Rearden is undeniably amused at the thought of the looters losing all their money, but he’s horrified at the thought of Francisco deliberately destroying his own company to do it. But before he can lodge more than a token protest, Francisco sets his plan in motion, deliberately speaking so as to be overheard by one of Jim’s guests:

Then, raising his voice, Francisco said suddenly, in the gay, loose, piercing tone of a man of complete irresponsibility, “You won’t grant me that loan, Mr. Rearden? It puts me on a terrible spot. I must get the money – I must raise it tonight – I must raise it before the Stock Exchange opens in the morning, because otherwise—”

He did not have to continue, because the little man with the mustache was clutching at his arm.

…”Is there something wrong, Señor d’Anconia? I mean, on… on the Stock Exchange?”

Francisco jerked his finger to his lips, with a frightened glance.

“Keep quiet,” he whispered. “For God’s sake, keep quiet!”

The man was shaking. “Something’s… wrong?”

“You don’t happen to own any d’Anconia Copper stock, do you?”

The man nodded, unable to speak. “Oh my, that’s too bad! Well, listen, I’ll tell you, if you give me your word of honor that you won’t repeat it to anyone.

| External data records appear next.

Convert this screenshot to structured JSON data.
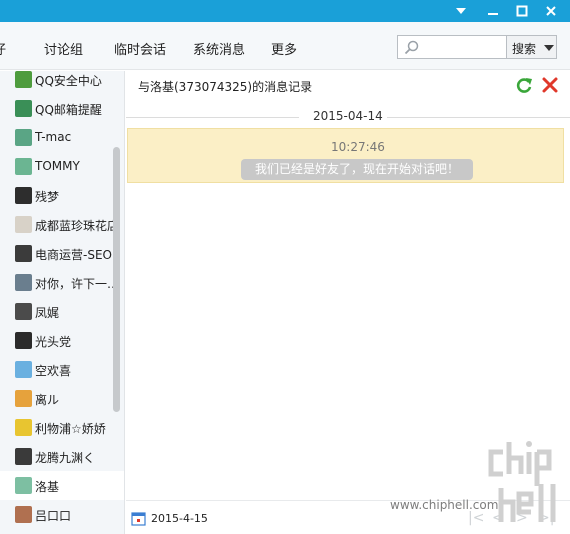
{
  "window": {
    "controls": [
      "dropdown-icon",
      "minimize-icon",
      "maximize-icon",
      "close-icon"
    ],
    "accent": "#1aa0d8"
  },
  "toolbar": {
    "tabs": [
      "仔",
      "讨论组",
      "临时会话",
      "系统消息",
      "更多"
    ],
    "search_placeholder": "",
    "search_button": "搜索"
  },
  "contacts": [
    {
      "name": "QQ安全中心",
      "avatar_color": "#4e9c3e"
    },
    {
      "name": "QQ邮箱提醒",
      "avatar_color": "#3a8f57"
    },
    {
      "name": "T-mac",
      "avatar_color": "#5aa585"
    },
    {
      "name": "TOMMY",
      "avatar_color": "#6bb592"
    },
    {
      "name": "残梦",
      "avatar_color": "#2d2d2d"
    },
    {
      "name": "成都蓝珍珠花店",
      "avatar_color": "#d8d2c8"
    },
    {
      "name": "电商运营-SEO…",
      "avatar_color": "#3b3b3b"
    },
    {
      "name": "对你，许下一…",
      "avatar_color": "#6a7e8e"
    },
    {
      "name": "凤娓",
      "avatar_color": "#4b4b4b"
    },
    {
      "name": "光头党",
      "avatar_color": "#2b2b2b"
    },
    {
      "name": "空欢喜",
      "avatar_color": "#6ab0e0"
    },
    {
      "name": "离ル",
      "avatar_color": "#e6a23c"
    },
    {
      "name": "利物浦☆娇娇",
      "avatar_color": "#e8c530"
    },
    {
      "name": "龙腾九渊く",
      "avatar_color": "#3a3a3a"
    },
    {
      "name": "洛基",
      "avatar_color": "#7dbfa2",
      "selected": true
    },
    {
      "name": "吕口口",
      "avatar_color": "#b07050"
    }
  ],
  "conversation": {
    "title": "与洛基(373074325)的消息记录",
    "refresh_icon": "refresh-icon",
    "close_icon": "close-red-icon",
    "date_separator": "2015-04-14",
    "system_message": {
      "time": "10:27:46",
      "text": "我们已经是好友了，现在开始对话吧！"
    }
  },
  "footer": {
    "calendar_icon": "calendar-icon",
    "date": "2015-4-15",
    "nav": [
      "first-page-icon",
      "prev-page-icon",
      "next-page-icon",
      "last-page-icon"
    ]
  },
  "watermark": {
    "url": "www.chiphell.com",
    "logo_text": "chip hell"
  }
}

You don’t want to start a panic.”

“Word of honor…” gasped the man.

“What you’d better do is run to your stockbroker and sell as fast as you can – because things haven’t been going too well for d’Anconia Copper, I’m trying to raise some money, but if I don’t succeed, you’ll be lucky if you’ll have ten cents on your dollar tomorrow morning – oh my! I forgot that you can’t reach your stockbroker before tomorrow morning – well, it’s too bad, but—”

The man was running across the room, pushing people out of his way, like a torpedo shot into the crowd.

As Francisco intended, the bad news gets out almost immediately, and Jim Taggart’s wedding party dissolves into a panic. People go running for the exits, pushing and shoving and climbing over each other in an attempt to be the first one to sell their stock.

Taggart ran toward the main exit… Cherryl, her wedding veil coiling like a crystal cloud upon the air, as she ran after him, caught Taggart at the door. “Jim, what’s the matter?” He pushed her aside and she fell against the stomach of Paul Larkin, as Taggart rushed out.

After a falling-out like that, you’d think the honeymoon would be over, but this inexplicably seems to have no effect on their relationship. As we find out in later chapters, Cherryl is still devoted to Jim and thinks he’s a brave hero. Perhaps this stems from Rand’s belief that good capitalist men are permitted to hit, shove and otherwise abuse women. If Cherryl holds to this view, as all of Rand’s other female characters do, then presumably Jim treating her this way would be a sign of his virtue.

It’s worth noting that what Francisco is doing constitutes outright fraud, yet Rand never treats it as anything other than wholly justified. Basically, he’s running a larger version of a pump-and-dump stock scam, where swindlers buy up a cheap stock, artificially inflate its price through deception, then sell their holdings, take the money and run before their cheat is discovered. The only difference is that Francisco is seeking to wipe out others’ wealth, not to personally profit; but if you rob a house, it doesn’t get you off the hook for burglary if you burn the stolen goods rather than fence them.

This is further evidence of Rand’s highly selective, “everything is allowable if the good guys do it” moral code. We’ve already seen that she viewed Francisco as justified in building shoddy, death-trap homes on the grounds that only bad people would be living there when they came crashing down. Now we’ve learned that, as far she’s concerned, it’s also OK for him to intentionally defraud his own investors, sabotaging his company and lying about it, if he doesn’t want to make money for them.

It’s hard to imagine that even someone as devoted to laissez-faire capitalism as Ayn Rand could be this committed to the principle of caveat emptor. Even in the ultimate Objectivist utopia, shouldn’t fraud still be a crime? Or are we to believe that the businesses you invest in are allowed to secretly try to destroy you if, in their sole judgment, you don’t live up to the moral standard they expect from their customers?